Every entrepreneur who is raising capital has imagined the scenario of meeting and pitching an investor in person. Whether this is an informal coffee meeting or a full-on presentation in the board room, these meetings don’t magically happen. Getting the “meeting” that ultimately leads to capital can be tricky, because in today’s funding world, the process is still largely driven by relationships. What if you just don’t know anyone? The relationship component makes getting a VC introduction challenging.
Put yourself in the investors’ shoes. Can you blame them for demanding a referral or introduction? The reality is, equity investors are constantly getting solicited: a dozen of pitch decks a week, 5 or 6 phone calls a day, and lots of emails. If you’re being sold to all the time, it’s only natural to prioritize your inquiries by relying on referrals from personal network.
When an investor hands over the check, they are committed to financial risk—and they’ll be part owners of your company. Having someone vouch for you is vitally important to build trust.
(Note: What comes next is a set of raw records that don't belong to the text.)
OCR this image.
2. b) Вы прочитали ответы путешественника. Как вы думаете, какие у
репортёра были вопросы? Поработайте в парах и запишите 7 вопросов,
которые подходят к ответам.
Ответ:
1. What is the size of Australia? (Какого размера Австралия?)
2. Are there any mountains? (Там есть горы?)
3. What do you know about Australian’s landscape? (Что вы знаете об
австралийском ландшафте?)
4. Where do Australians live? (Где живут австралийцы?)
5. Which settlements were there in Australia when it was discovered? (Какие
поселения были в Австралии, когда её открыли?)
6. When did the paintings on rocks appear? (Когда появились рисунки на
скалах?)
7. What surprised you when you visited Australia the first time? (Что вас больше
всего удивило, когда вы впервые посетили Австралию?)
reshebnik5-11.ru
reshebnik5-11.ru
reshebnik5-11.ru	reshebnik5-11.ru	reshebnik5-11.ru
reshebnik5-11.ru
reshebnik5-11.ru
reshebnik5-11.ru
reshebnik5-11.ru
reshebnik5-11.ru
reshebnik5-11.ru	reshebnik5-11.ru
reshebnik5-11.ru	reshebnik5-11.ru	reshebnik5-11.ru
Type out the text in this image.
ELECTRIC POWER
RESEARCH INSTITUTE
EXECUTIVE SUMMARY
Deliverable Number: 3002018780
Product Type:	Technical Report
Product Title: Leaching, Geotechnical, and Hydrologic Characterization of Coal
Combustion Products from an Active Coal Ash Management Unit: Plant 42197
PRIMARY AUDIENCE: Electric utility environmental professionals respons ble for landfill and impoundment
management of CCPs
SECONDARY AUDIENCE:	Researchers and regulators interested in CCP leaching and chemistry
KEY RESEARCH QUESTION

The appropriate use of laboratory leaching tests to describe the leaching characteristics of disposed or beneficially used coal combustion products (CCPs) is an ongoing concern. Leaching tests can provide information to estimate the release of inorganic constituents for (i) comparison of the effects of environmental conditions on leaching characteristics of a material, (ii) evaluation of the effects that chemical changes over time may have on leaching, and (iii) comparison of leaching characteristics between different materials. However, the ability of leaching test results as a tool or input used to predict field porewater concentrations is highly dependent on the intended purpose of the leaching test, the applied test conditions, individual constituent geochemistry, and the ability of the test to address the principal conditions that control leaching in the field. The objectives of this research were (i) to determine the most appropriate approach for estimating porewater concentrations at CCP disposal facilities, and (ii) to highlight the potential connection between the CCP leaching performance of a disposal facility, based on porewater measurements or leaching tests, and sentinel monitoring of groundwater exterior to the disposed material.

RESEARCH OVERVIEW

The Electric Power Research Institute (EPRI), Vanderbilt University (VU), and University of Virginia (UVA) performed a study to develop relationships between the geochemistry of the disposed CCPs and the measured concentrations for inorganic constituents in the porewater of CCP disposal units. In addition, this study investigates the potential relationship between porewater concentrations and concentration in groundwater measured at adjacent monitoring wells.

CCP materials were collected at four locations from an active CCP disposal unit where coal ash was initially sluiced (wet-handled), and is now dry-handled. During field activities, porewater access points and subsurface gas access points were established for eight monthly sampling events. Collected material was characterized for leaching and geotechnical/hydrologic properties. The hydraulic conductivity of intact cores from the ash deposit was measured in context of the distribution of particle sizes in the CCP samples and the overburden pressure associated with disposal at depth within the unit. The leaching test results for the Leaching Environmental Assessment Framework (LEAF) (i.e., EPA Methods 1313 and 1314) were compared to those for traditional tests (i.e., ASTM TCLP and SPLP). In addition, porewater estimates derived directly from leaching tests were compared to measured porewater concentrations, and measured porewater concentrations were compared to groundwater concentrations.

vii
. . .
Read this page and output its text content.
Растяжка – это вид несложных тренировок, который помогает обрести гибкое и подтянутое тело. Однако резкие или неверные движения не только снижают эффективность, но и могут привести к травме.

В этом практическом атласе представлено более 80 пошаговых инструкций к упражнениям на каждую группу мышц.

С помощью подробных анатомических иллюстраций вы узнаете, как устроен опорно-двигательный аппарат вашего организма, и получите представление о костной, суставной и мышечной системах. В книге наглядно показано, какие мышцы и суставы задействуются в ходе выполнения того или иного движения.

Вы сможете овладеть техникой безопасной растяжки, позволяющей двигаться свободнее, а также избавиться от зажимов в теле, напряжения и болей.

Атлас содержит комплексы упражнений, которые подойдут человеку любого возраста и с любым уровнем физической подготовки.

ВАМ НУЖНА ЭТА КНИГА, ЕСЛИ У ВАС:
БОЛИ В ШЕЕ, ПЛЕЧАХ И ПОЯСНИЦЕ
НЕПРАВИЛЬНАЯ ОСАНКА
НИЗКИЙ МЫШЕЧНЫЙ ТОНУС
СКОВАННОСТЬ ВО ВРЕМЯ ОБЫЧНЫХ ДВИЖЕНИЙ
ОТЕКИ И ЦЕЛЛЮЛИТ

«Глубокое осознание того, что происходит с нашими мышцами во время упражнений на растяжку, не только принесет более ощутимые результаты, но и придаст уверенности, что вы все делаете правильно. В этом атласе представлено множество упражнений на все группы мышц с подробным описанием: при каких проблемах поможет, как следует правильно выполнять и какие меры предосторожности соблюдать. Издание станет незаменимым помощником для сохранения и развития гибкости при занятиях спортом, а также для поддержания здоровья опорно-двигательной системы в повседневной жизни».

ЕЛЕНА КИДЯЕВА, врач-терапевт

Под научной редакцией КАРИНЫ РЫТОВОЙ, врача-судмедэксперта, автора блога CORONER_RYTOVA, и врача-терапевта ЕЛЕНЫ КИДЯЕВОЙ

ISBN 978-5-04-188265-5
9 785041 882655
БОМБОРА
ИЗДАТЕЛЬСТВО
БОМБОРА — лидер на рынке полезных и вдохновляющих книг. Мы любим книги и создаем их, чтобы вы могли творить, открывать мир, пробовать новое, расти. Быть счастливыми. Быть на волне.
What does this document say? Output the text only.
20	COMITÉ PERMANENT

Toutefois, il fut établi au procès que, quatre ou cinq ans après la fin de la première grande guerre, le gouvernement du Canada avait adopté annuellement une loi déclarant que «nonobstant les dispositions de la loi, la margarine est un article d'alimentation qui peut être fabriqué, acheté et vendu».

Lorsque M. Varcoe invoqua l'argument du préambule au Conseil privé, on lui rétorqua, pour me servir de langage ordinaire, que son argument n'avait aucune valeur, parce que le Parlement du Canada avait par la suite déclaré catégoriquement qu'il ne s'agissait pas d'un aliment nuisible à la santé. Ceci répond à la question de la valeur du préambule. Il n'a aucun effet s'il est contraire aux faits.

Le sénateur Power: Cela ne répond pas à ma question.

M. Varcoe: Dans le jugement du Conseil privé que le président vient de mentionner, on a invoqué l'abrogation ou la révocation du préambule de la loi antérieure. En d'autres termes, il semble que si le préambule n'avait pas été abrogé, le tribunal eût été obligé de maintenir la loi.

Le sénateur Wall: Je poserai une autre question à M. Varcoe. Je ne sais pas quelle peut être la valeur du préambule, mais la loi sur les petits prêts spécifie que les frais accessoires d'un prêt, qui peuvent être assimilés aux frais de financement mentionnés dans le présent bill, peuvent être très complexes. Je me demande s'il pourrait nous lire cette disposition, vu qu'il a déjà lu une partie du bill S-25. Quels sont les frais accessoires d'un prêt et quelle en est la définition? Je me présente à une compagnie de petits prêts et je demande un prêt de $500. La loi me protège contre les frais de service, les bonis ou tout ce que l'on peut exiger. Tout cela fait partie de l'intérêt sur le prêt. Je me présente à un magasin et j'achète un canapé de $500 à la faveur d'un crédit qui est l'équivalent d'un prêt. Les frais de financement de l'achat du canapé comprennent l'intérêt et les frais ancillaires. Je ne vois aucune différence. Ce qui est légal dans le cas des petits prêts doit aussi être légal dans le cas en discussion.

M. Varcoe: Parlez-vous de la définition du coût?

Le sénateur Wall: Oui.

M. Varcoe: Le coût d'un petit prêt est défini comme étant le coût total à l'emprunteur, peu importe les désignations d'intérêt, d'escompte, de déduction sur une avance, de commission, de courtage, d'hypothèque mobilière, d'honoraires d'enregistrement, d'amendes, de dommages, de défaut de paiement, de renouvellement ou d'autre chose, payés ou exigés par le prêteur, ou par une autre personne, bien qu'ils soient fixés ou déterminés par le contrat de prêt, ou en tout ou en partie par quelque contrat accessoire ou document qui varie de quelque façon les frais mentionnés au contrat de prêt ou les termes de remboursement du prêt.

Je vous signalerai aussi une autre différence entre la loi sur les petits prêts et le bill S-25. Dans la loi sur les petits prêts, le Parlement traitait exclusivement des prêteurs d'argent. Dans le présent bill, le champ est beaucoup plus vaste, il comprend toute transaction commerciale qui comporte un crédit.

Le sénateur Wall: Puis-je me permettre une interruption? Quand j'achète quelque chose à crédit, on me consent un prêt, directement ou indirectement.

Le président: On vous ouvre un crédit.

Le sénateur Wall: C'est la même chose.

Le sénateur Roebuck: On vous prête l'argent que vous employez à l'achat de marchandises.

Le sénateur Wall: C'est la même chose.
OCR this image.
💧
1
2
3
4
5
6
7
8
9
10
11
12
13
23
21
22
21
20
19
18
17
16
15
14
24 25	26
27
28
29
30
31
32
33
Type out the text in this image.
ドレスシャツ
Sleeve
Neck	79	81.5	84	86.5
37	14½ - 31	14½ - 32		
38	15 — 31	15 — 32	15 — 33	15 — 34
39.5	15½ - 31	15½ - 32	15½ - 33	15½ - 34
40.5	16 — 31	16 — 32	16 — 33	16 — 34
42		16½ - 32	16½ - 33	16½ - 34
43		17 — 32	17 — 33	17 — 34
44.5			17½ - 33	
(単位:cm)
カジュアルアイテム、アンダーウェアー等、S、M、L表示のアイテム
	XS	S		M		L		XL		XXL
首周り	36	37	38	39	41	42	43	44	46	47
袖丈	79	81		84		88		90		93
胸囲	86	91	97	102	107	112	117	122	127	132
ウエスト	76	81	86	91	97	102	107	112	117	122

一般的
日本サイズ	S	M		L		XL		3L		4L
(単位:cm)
Plus, every investor looks for a specific funding profile, and often the criteria is not always presented clearly in the pitch. Referrals separate the wheat from the chaff.
While getting initial referrals may seem daunting, remember that it’s actually much more effective to reach out this way than soliciting potential investors cold. So really think about crafting a strategy that will get your foot in the door of the right investors.
Here are five ways you can build, expand and leverage your network to increase your chances of getting investors referrals.
1. You know more people than you think
To get a personal referral to a potential investor, start with your existing network. The good news is your existing network is likely much bigger than you realize. Step back and do an inventory of everyone you know — friends, family, neighbors, former schoolmates and coworkers, the parents of the kids on your kids’ soccer team. Whenever possible, add these people to your social networks like LinkedIn and Facebook. Proactively browse the lists of “people you may know.” Think about who might be valuable to invite out for coffee — then propose a short (30 to 60 minute) coffee date.
Once you’ve reached out to everyone you know, take a look at their networks. A great way to expand your sphere of influence is to spend time meeting and talking with people that are second degree to your immediate network.
2. Leverage social media
Social media has fundamentally changed how people interact with each other, creating a platform where strangers can become friends and profiles are the equivalent of resumes. If you want to cast the widest net when building your network, be sure to have a strong social media presence, both personally and professionally. Create profiles that accurately portray you and your company, then use these profiles to push out valuable content and participate in relevant conversations. Leveraging these tools will help build trust within your existing network and give new contacts a chance to better understand the work you’re doing and the value you bring.
3. Plug into the local community
It’s easy to get caught in the daily grind of running your business and courting potential investors. The risk is that you narrow your field of vision and influence. Try to get out whenever you can and make new face-to-face contacts. Attend local meet-ups, offer to be a mentor or volunteer at a local university, and seek out events that bring the startup community together. We often meet entrepreneurs at local events, and it always surprises me how many old and new faces we see every time.
You’ll likely interact with a whole new group of people this way, and you never know when or how these new connections might lead you to the perfect investor for your company.
4. Be thoughtful when you reach out
Sometimes it can feel awkward to ask someone you don’t know well for referrals or introductions. The truth is that many people are willing to help—but you need to make it easy for them. Be specific about your goals, respectful of their time, and considerate about what’s a reasonable ask. For example, if you want to ask for an introduction, don’t send a 10-page business plan with no explanation and expect them to forward it on. Do the legwork. Be personable. Make it easy for people.
5. Reciprocate and have gratitude
Asking for favors all the time is no fun, so when networking, always think about what you can do to reciprocate. The more you can genuinely help others, the more they will be willing to help you. Remember, no one is required to help you. They do it by choice and goodwill. Expressing gratitude whenever you can is the best way to motivate the good connectors and build long-term relationships with your network.